A danger that throughout history has accompanied pandemic disease is rising discrimination. People, especially when there are unknowns and disruption, fixate on who to blame. This often falls on specific communities, usually religious or ethnic minorities. Violence and prejudice, often far outlasting the pandemic, have resulted. A prominent example is the fourteenth century bubonic plague, when Jews were accused of spreading disease. “During times of crisis, people revert to their identities and search for others to blame for their problems,” Asim Ali, a researcher at the Center for Policy Research in New Delhi, reminded us. 
 
Such scapegoating and discrimination are sadly in evidence in different places during the COVID-19 pandemic. The situation in India, with a long history and countless complexities, is a case in point.
 
Long-standing interreligious tensions and inequalities affecting Muslims have been fueled in recent years by rising Hindu nationalism and some government policies.
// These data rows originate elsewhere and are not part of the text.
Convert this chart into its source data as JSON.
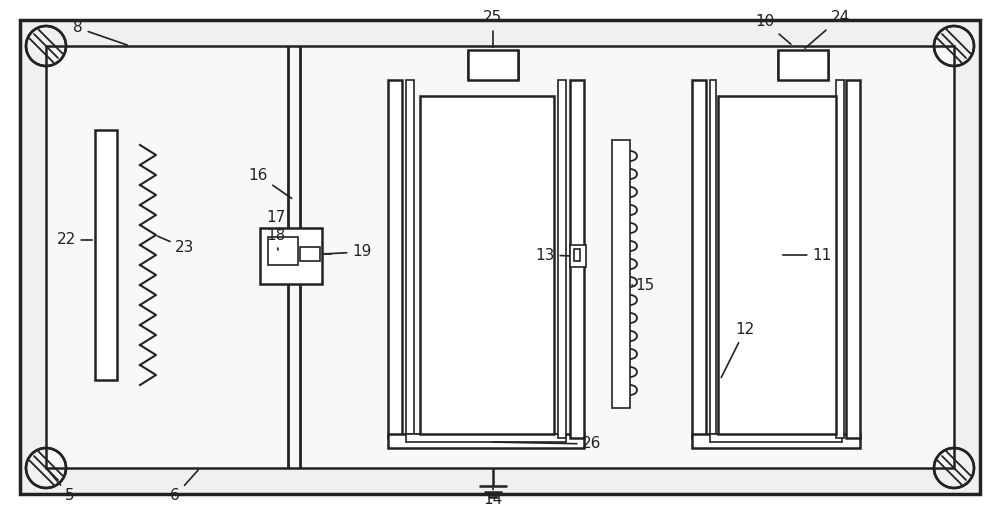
{
  "bg_color": "#ffffff",
  "line_color": "#222222",
  "lw_outer": 2.5,
  "lw_main": 1.8,
  "lw_thin": 1.2,
  "fig_width": 10.0,
  "fig_height": 5.14,
  "dpi": 100
}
The passage of a Citizenship Amendment Act in December 2019 provided fast-track Indian citizenship to non-Muslim refugees from surrounding countries. The act is widely seen as discriminatory and undermining India’s secular constitution, and tensions mounted with its passage, leading to hundreds of arrests.
 
The COVID-19 crisis pattern in India is traced back to a three-day meeting of an Islamic missionary group (the Tablighi) in March that became a hot spot for the virus. After the Tablighi event, dozens of fake videos which showed Muslims flouting physical distancing rules and spitting on people circulated widely on social media. Various forms of backlash against Muslim-owned business were reported. India’s Muslim community (14 percent of the population) now faces a surge of threats and fake news that targets and blames them for spreading the virus. Some members of Prime Minister Narendra Modi’s BJP party have openly blamed Muslims for the spread of the virus, though Modi himself issued a statement on his LinkedIn page imploring the nation to unite. But those arrested during India’s lockdown cannot get legal aid due to COVID-19 restrictions. In sum, the pandemic is igniting pre-existing religious and social tensions in India. Leadership and interfaith action to promote unity are sorely needed.